Journal of immunology (Baltimore, Md. : 1950)

Mucosal-associated invariant T cell deficiency in systemic lupus erythematosus.

PMID 25225673


Mucosal-associated invariant T (MAIT) cells contribute to protection against certain microorganism infections and play an important role in mucosal immunity. However, the role of MAIT cells remains enigmatic in autoimmune diseases. In this study, we examined the level and function of MAIT cells in patients with rheumatic diseases. MAIT cell, cytokine, and programmed death-1 (PD-1) levels were measured by flow cytometry. Circulating MAIT cell levels were significantly reduced in systemic lupus erythematosus (SLE) and rheumatoid arthritis patients. In particular, this MAIT cell deficiency was more prominent in CD8(+) and double-negative T cell subsets, and significantly correlated with disease activity, such as SLE disease activity index and 28-joint disease activity score. Interestingly, MAIT cell frequency was significantly correlated with NKT cell frequency in SLE patients. IFN-γ production in MAIT cells was impaired in SLE patients, which was due to an intrinsic defect in the Ca(2+)/calcineurin/NFAT1 signaling pathway. In SLE patients, MAIT cells were poorly activated by α-galactosylceramide-stimulated NKT cells, thereby showing the dysfunction between MAIT cells and NKT cells.
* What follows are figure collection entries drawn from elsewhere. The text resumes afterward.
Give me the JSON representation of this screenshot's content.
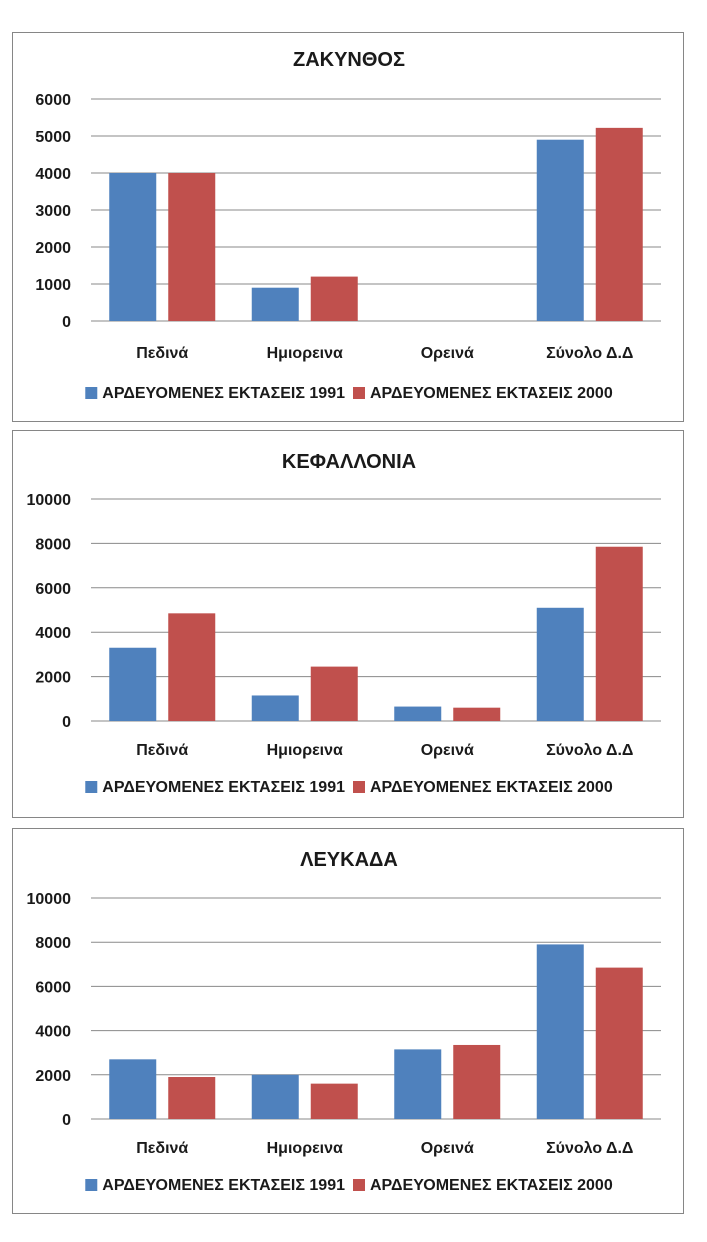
{
  "chart_data": [
    {
      "type": "bar",
      "title": "ΖΑΚΥΝΘΟΣ",
      "categories": [
        "Πεδινά",
        "Ημιορεινα",
        "Ορεινά",
        "Σύνολο Δ.Δ"
      ],
      "series": [
        {
          "name": "ΑΡΔΕΥΟΜΕΝΕΣ ΕΚΤΑΣΕΙΣ 1991",
          "color": "#4f81bd",
          "values": [
            4000,
            900,
            0,
            4900
          ]
        },
        {
          "name": "ΑΡΔΕΥΟΜΕΝΕΣ ΕΚΤΑΣΕΙΣ 2000",
          "color": "#c0504d",
          "values": [
            4000,
            1200,
            0,
            5220
          ]
        }
      ],
      "ylim": [
        0,
        6000
      ],
      "yticks": [
        0,
        1000,
        2000,
        3000,
        4000,
        5000,
        6000
      ],
      "legend": "bottom"
    },
    {
      "type": "bar",
      "title": "ΚΕΦΑΛΛΟΝΙΑ",
      "categories": [
        "Πεδινά",
        "Ημιορεινα",
        "Ορεινά",
        "Σύνολο Δ.Δ"
      ],
      "series": [
        {
          "name": "ΑΡΔΕΥΟΜΕΝΕΣ ΕΚΤΑΣΕΙΣ 1991",
          "color": "#4f81bd",
          "values": [
            3300,
            1150,
            650,
            5100
          ]
        },
        {
          "name": "ΑΡΔΕΥΟΜΕΝΕΣ ΕΚΤΑΣΕΙΣ 2000",
          "color": "#c0504d",
          "values": [
            4850,
            2450,
            600,
            7850
          ]
        }
      ],
      "ylim": [
        0,
        10000
      ],
      "yticks": [
        0,
        2000,
        4000,
        6000,
        8000,
        10000
      ],
      "legend": "bottom"
    },
    {
      "type": "bar",
      "title": "ΛΕΥΚΑΔΑ",
      "categories": [
        "Πεδινά",
        "Ημιορεινα",
        "Ορεινά",
        "Σύνολο Δ.Δ"
      ],
      "series": [
        {
          "name": "ΑΡΔΕΥΟΜΕΝΕΣ ΕΚΤΑΣΕΙΣ 1991",
          "color": "#4f81bd",
          "values": [
            2700,
            2000,
            3150,
            7900
          ]
        },
        {
          "name": "ΑΡΔΕΥΟΜΕΝΕΣ ΕΚΤΑΣΕΙΣ 2000",
          "color": "#c0504d",
          "values": [
            1900,
            1600,
            3350,
            6850
          ]
        }
      ],
      "ylim": [
        0,
        10000
      ],
      "yticks": [
        0,
        2000,
        4000,
        6000,
        8000,
        10000
      ],
      "legend": "bottom"
    }
  ]
}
Notably, an elevated expression of PD-1 in MAIT cells and NKT cells was associated with SLE. In rheumatoid arthritis patients, MAIT cell levels were significantly higher in synovial fluid than in peripheral blood. Our study primarily demonstrates that MAIT cells are numerically and functionally deficient in SLE. In addition, we report a novel finding that this MAIT cell deficiency is associated with NKT cell deficiency and elevated PD-1 expression. These abnormalities possibly contribute to dysregulated mucosal immunity in SLE.